For students experiencing sexual assault or harassment in schools, resources are in place to help them safely seek help.
And although Sexual Assault Awareness Month in April brings more attention to Title IX, it’s likely many are unaware the federal law guides how public school districts handle reports of sexual violence on campuses.
Title IX is associated with college athletics — the legislation was passed in 1972 to enforce gender equity in institutions receiving federal funds and spurred an increase in women’s sports in universities — but it also brings a legal obligation to schools when it comes to gender-based violence, including sexual assault and/or harassment.
Sexual violence is not uncommon in schools, according to data from the U.S. Department of Education. According to the Washington Post, reports of sexual violence at schools increased from about 9,600 in the 2015-16 school year to almost 15,000 in the 2017-18 school year, the latest data available.
Those numbers only show reported cases, but oftentimes a formal report isn’t filed with police. According to the Rape, Abuse & Incest National Network, 230 out of every 1,000 sexual assaults are reported to authorities.
No Gregg County school district had had a formal Title IX complaint in the past five years, according to a public information request.
But that doesn’t mean officials aren’t prepared to handle such a report. All schools are required to have a Title IX coordinator so students or parents can report sexual violence or harassment.
Longview ISD Title IX Coordinator and Assistant Superintendent James Hockenberry said the district has online resources.
“If there is an incident or an alleged incident, then a student needs to make a school official aware as quickly as possible, whenever they feel comfortable,” he said. “We need to have knowledge of that, so don’t hesitate at all to make a report to us. If it rises to the level of a formal report, certainly we’re ready to handle it.”
Pine Tree ISD Title IX Coordinator and Assistant Superintendent Valerie Baxter said the district has an anonymous reporting system online.
“That is a way for you to alert counselors, and it can go up the chain,” she said. “People can come to me directly. Every school district has a Title IX coordinator identified, and they can come to me directly and make a complaint. But most students, they come to a trusted person they know first, which is an administrator or teacher. And of course, a parent can call.”
Baxter said districts do not deal with legal issues, as Title IX is a disciplinary process in schools. If there is a need for legal action, law enforcement and/or Child Protective Services are notified.
White Oak ISD Assistant Superintendent Mitzi Neely, who serves in the same role as Hockenberry and Baxter, said Title IX reports often start at the campus level with a counselor or administrator and then move up to her.
“We will talk to them and see what intervention is required and what protocol needs to be followed,” Neely said.
According to Know Your IX, an organization of advocates to end sexual violence in schools, students in K-12 schools have a few options in reporting.

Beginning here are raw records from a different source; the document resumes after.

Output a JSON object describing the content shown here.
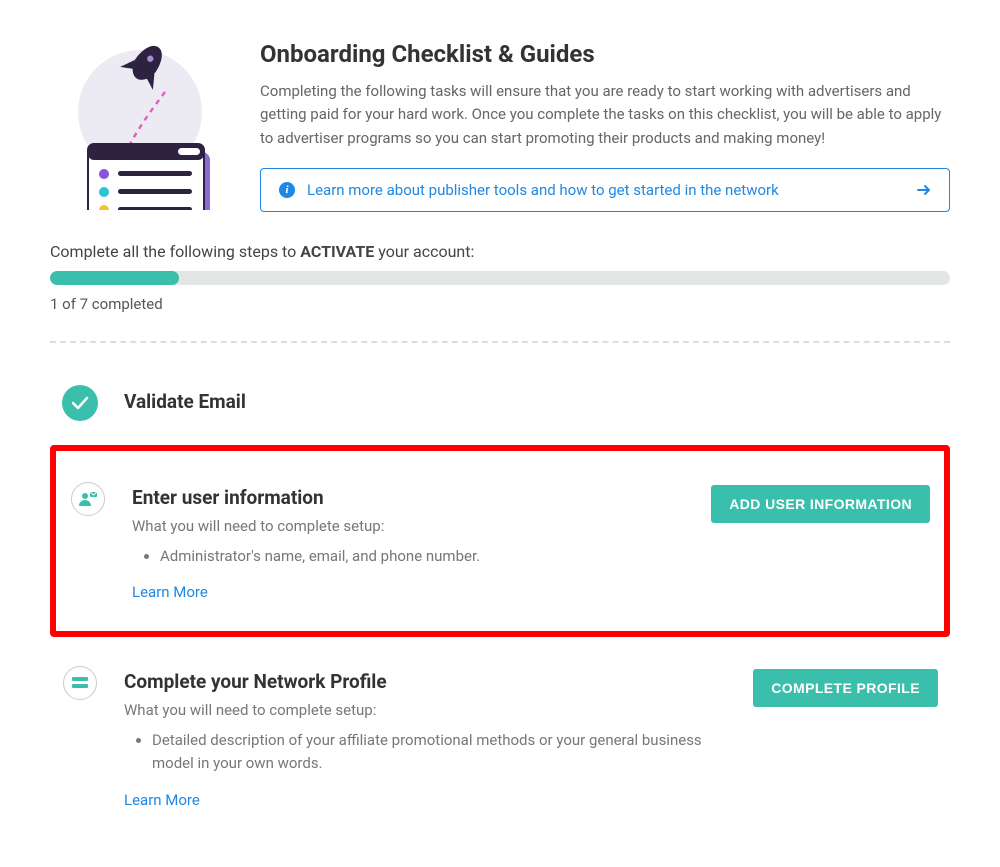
{
  "header": {
    "title": "Onboarding Checklist & Guides",
    "description": "Completing the following tasks will ensure that you are ready to start working with advertisers and getting paid for your hard work. Once you complete the tasks on this checklist, you will be able to apply to advertiser programs so you can start promoting their products and making money!",
    "learn_link": "Learn more about publisher tools and how to get started in the network"
  },
  "progress": {
    "instructions_pre": "Complete all the following steps to ",
    "instructions_bold": "ACTIVATE",
    "instructions_post": " your account:",
    "completed": 1,
    "total": 7,
    "label": "1 of 7 completed",
    "percent": 14.3
  },
  "steps": [
    {
      "title": "Validate Email",
      "completed": true
    },
    {
      "title": "Enter user information",
      "subtitle": "What you will need to complete setup:",
      "items": [
        "Administrator's name, email, and phone number."
      ],
      "learn_more": "Learn More",
      "action_label": "ADD USER INFORMATION",
      "completed": false,
      "highlighted": true
    },
    {
      "title": "Complete your Network Profile",
      "subtitle": "What you will need to complete setup:",
      "items": [
        "Detailed description of your affiliate promotional methods or your general business model in your own words."
      ],
      "learn_more": "Learn More",
      "action_label": "COMPLETE PROFILE",
      "completed": false
    }
  ]
}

Students can file a formal complaint against the perpetrator, which will trigger an investigation and, potentially, disciplinary action and accommodations and remedies (like counseling services, academic tutoring, class changes, or extensions on exams) for the student who filed, according to the organization’s website.
Another option is to ask only for particular accommodations and remedies, without needing to make a formal complaint against a perpetrator.
Though Know Your IX says Title IX is an administrative process that is entirely within the school and does not involve police, some school officials may be required to report some types of abuse to police if the student is younger than 18.
That reporting could lead to a criminal investigation, and that’s the case in Texas schools.
Hockenberry said state law requires a principal to notify local law enforcement when the principal has reasonable grounds to believe that sexual assault or aggravated sexual assault has occurred “in school, on school property, or at a school-sponsored or school-related activity on or off school property.”
He also said the law provides discretion for a principal to report to law enforcement when the principal has reasonable grounds to believe that a student engaged in conduct that constitutes a simple assault or harassment with electronic communications .
“In either instance, the investigation by law enforcement would run concurrent with the district’s review of a formal complaint brought by a student or employee under the new Title IX regulations,” he said. “Notably, law enforcement also has the obligation to inform the school district when they arrest a student for a variety of offenses, including any felony offense, such as sexual assault, or a misdemeanor involving indecent exposure or assault. In some instances, it is this notification that triggers review by the administration and possible Title IX application when the ‘complainant’ has not yet come forward.”
Baxter said school employees are mandatory reporters if there is abuse of a child. She said she does not think possible police involvement will deter a student from reporting.
“Kids are going to tell you things that happen,” she said. “I don’t think kids think that far in advance to know what the repercussions of those are. No, I think they just tell you what’s going on in their life if you ask them and open the communication and give them a safe place to talk about what’s going on. So I don’t think kids think about legal implications.”
Staff members are trained in what to do if a student makes a report and who in administration to go to, Neely said.
“We’ve got to do the best job for our students — they’re our most precious cargo. We’ve got to do what’s right for them,” she said. “This is their safe zone. School is their safe place. We’re going to do everything we can to do right by our kids.”